Social engineering example of authority

An attacker poses as an authoritative figure, either within the targeted workplace or in society, such as a police officer, lawyer, etc.

5. Liking

People are easily persuaded by people they like. This is why spear phishers often masquerade as a colleague or friends in their campaigns.

Social engineering example of liking

An attack compliments a victim to seem likable.

6. Scarcity

Perceived scarcity increases demand. This scarcity tactic makes social engineering attacks feel very urgent, and therefore, important.

Social engineering example of scarcity

An attacker presents an urgent need for a set of credentials in order to access internal software and complete an expiring sales call.

4 Examples of Notable Social Engineers

Notable social engineers include:

Kevin Mitnick

Based in the United States, Mitnick is a computer security consultant, author, and hacker, best known for his high-profile arrest in 1995 and five-year conviction for various computer and communications-related crimes.

In the video below Kevin describes how he used social engineering to exploit the paper ticketing system of an L.A. bus network at 12 years of age.

Susan Headley

During the late 1970s and early 1980s, Susan Headly (or Susan Thunder as she was known) became famous for her expertise in social engineering, pretexting, and psychological subversion.

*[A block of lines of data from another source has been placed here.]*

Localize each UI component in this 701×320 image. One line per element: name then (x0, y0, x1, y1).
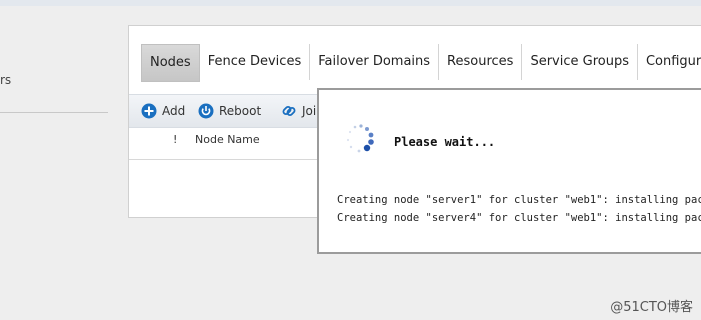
add-button[interactable]: Add (141, 102, 185, 120)
add-button-label: Add (162, 104, 186, 118)
tab-failover-domains[interactable]: Failover Domains (310, 44, 440, 80)
status-message: Creating node "server1" for cluster "web… (337, 194, 701, 206)
plus-circle-icon (141, 103, 157, 119)
tab-service-groups[interactable]: Service Groups (522, 44, 638, 80)
progress-dialog: Please wait... Creating node "server1" f… (317, 88, 701, 254)
power-icon (198, 103, 214, 119)
column-status[interactable]: ! (173, 133, 177, 146)
join-button[interactable]: Joi (281, 102, 316, 120)
tab-fence-devices[interactable]: Fence Devices (200, 44, 311, 80)
top-strip (0, 0, 701, 6)
status-message: Creating node "server4" for cluster "web… (337, 212, 701, 224)
tab-bar: Nodes Fence Devices Failover Domains Res… (141, 44, 701, 82)
sidebar-divider (0, 112, 108, 113)
link-icon (281, 103, 297, 119)
loading-spinner-icon (346, 124, 374, 153)
join-button-label: Joi (302, 104, 317, 118)
column-node-name[interactable]: Node Name (195, 133, 260, 146)
dialog-title: Please wait... (394, 135, 496, 149)
tab-resources[interactable]: Resources (439, 44, 523, 80)
tab-configure[interactable]: Configure (638, 44, 701, 80)
tab-nodes[interactable]: Nodes (141, 44, 200, 82)
sidebar-fragment-label: rs (0, 73, 12, 87)
reboot-button[interactable]: Reboot (198, 102, 261, 120)
reboot-button-label: Reboot (219, 104, 262, 118)
watermark: @51CTO博客 (610, 300, 693, 315)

Learn more about Susan Headley.

Badir Brothers

Ramy, Muzher and Shaddle Badir, brothers who were all blind from birth, set up an extensive phone and computer fraud scheme in Israel in the 1990s. This operation was comprised of social engineering, vishing, and Braille-display computers.

Learn more about the Badir Brothers.

Frank Abagnale

Frank Abagnale is an American security consultant known for his background as a former con man, check forger, and impostor between the ages of 15 and 21.

His tactics and escapades are depicted in the best-selling novel and movie Catch Me If You Can. This publicity arguably makes Abagnale the world's most famous social engineer.